= Nothing about Ukraine without Ukraine =

Foreign policy principle

"Nothing about Ukraine without Ukraine" is a foreign policy principle that became relevant during the Russian–Ukrainian War, especially after Russia's full-scale invasion of Ukraine on February 24, 2022. The expanded meaning of the phrase is that there can be no negotiations (for example, on a ceasefire during the Russian–Ukrainian war) without the participation of Ukraine at the negotiating table. (Note: In agreement with the Budapest Memorandum, in which,

the Russian Federation, the United Kingdom of Great Britain and Northern Ireland and the United States of America reaffirm their commitment [...] to respect the independence and sovereignty and the existing borders of Ukraine; [...] reaffirm their obligation to refrain from the threat or use of force against the territorial integrity or political independence of Ukraine, and [...] reaffirm their commitment [...] to refrain from economic coercion designed to subordinate to their own interest the exercise by Ukraine of the rights inherent in its sovereignty and thus to secure advantages of any kind.
)

This statement is a special case of the formula "Nothing about us without us", known since the 16th century in Central Europe, when the Kingdom of Poland adopted the "Nihil novi" Law, which prohibited kings from passing new laws without the consent of the nobility.

== Before the full-scale Russian invasion ==
The formulation "Nothing about Ukraine without Ukraine" repeatedly appeared in the process of attempts to peacefully resolve the war in Donbass since 2014 in the format of the Normandy Four.

For example, on March 29, 2021, in response to information about preparations for a trilateral videoconference between Russian President Vladimir Putin and other leaders of the Normandy Format, German Chancellor Angela Merkel and French President Emmanuel Macron, without the participation of Ukraine, official spokesman of the Ukrainian Foreign Ministry Oleg Nikolenko stated: "Our position is clear: nothing about Ukraine without Ukraine. Only the full 'Normandy format' opens up the prospect of progress in resolving the Russian-Ukrainian armed conflict". Atlantic Council Fellow Peter Dickinson confirmed Nikolenko's words: "'Nothing about Ukraine without Ukraine' has remained one of the cornerstones of Kyiv's approach to peace negotiations since hostilities began seven years ago."

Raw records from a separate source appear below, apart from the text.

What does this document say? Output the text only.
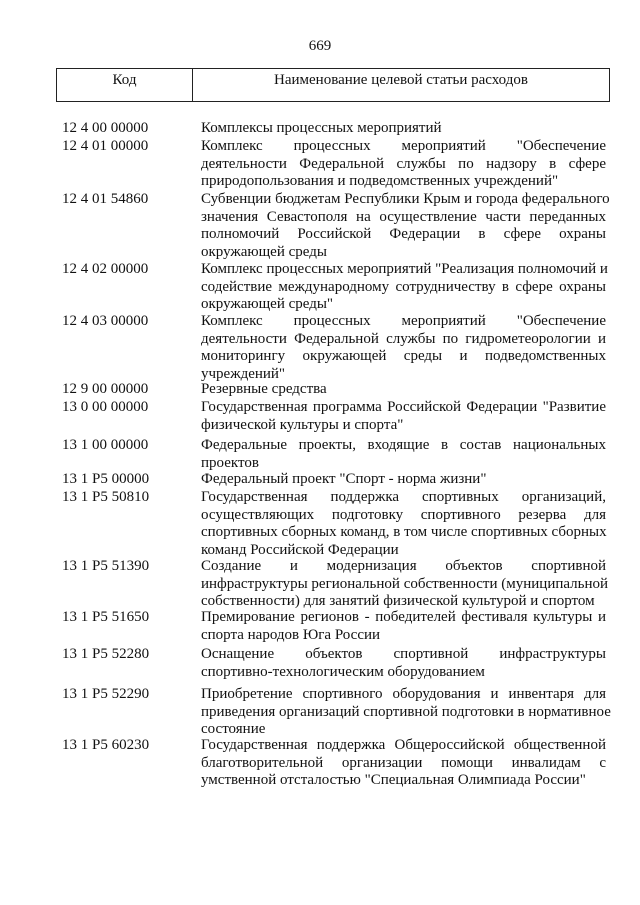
669
Код	Наименование целевой статьи расходов
12 4 00 00000	Комплексы процессных мероприятий
12 4 01 00000	Комплекс процессных мероприятий "Обеспечение
деятельности Федеральной службы по надзору в сфере
природопользования и подведомственных учреждений"
12 4 01 54860	Субвенции бюджетам Республики Крым и города федерального
значения Севастополя на осуществление части переданных
полномочий Российской Федерации в сфере охраны
окружающей среды
12 4 02 00000	Комплекс процессных мероприятий "Реализация полномочий и
содействие международному сотрудничеству в сфере охраны
окружающей среды"
12 4 03 00000	Комплекс процессных мероприятий "Обеспечение
деятельности Федеральной службы по гидрометеорологии и
мониторингу окружающей среды и подведомственных
учреждений"
12 9 00 00000	Резервные средства
13 0 00 00000	Государственная программа Российской Федерации "Развитие
физической культуры и спорта"
13 1 00 00000	Федеральные проекты, входящие в состав национальных
проектов
13 1 P5 00000	Федеральный проект "Спорт - норма жизни"
13 1 P5 50810	Государственная поддержка спортивных организаций,
осуществляющих подготовку спортивного резерва для
спортивных сборных команд, в том числе спортивных сборных
команд Российской Федерации
13 1 P5 51390	Создание и модернизация объектов спортивной
инфраструктуры региональной собственности (муниципальной
собственности) для занятий физической культурой и спортом
13 1 P5 51650	Премирование регионов - победителей фестиваля культуры и
спорта народов Юга России
13 1 P5 52280	Оснащение объектов спортивной инфраструктуры
спортивно-технологическим оборудованием
13 1 P5 52290	Приобретение спортивного оборудования и инвентаря для
приведения организаций спортивной подготовки в нормативное
состояние
13 1 P5 60230	Государственная поддержка Общероссийской общественной
благотворительной организации помощи инвалидам с
умственной отсталостью "Специальная Олимпиада России"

The formulation "Nothing about Ukraine without Ukraine" was announced by US Secretary of State Antony Blinken a month before Russia's full-scale invasion of Ukraine. On January 11, 2022, head of the Office of the President of Ukraine Andriy Yermak at a meeting with leading European media: "We have received assurances from U.S. President Joe Biden and all our Western partners that any issues concerning our country and its security will not be discussed without its participation. And during any negotiations the 'nothing about Ukraine without Ukraine' principle will be adhered to."

== After the full-scale Russian invasion ==

=== Position of Western leaders ===
On May 31, 2022 US President Joe Biden published a policy article in The New York Times, "What America will and will not do in Ukraine", where he stated:

My principle throughout this crisis has been "Nothing about Ukraine without Ukraine." I will not pressure the Ukrainian government — in private or public — to make any territorial concessions. It would be wrong and contrary to well-settled principles to do so.

German Chancellor Olaf Scholz wrote on Twitter on June 22, 2022: "Ukraine – and only Ukraine – decides what suits them. Nothing about Ukraine without Ukraine! We are far from negotiating with Russia because Putin believes in a dictated peace. Therefore, it is all the more important that we stick to the course."

Biden repeated the same principle at a press conference at the G20 Summit in Bali in November 2022: "... we are not going to engage in any negotiation (on a compromise between Russia and Ukraine). There's no — nothing about Ukraine without Ukraine. This is a decision Ukraine has to make."

Biden's successor Donald Trump reversed the policy by holding talks on Ukraine directly with Russia, without the involvement of the Ukrainian leadership.

On February 19, 2025 Canadian Prime Minister Justin Trudeau said when asked about the U.S.-Russia meeting in Saudi Arabia during a news conference on Wednesday: "It's a fundamental principle for Canada, and for the vast majority of our allies, that nothing about Ukraine without Ukraine"

=== NATO position ===
On July 12, 2023 NATO Secretary General Jens Stoltenberg at the closing press conference of the 2023 NATO Summit in Vilnius stated: "... negotiations to solve the conflict in Ukraine will only happen when Ukraine is ready for negotiations. And as we have stated again and again, nothing about Ukraine without Ukraine."

=== Ukraine's position ===
On August 5–6, 2023, at the peace summit, which was held in Jeddah, Saudi Arabia, and was attended by representatives of about 40 countries, including China, India, the United States and Ukraine, the representative of Ukraine said: "There is no reason to doubt that the principle 'Nothing about Ukraine without Ukraine' is being disrupted."

Throughout the conflict this formulation appears from time to time in the information space in the context of refuting rumors about possible negotiations behind Ukraine's back.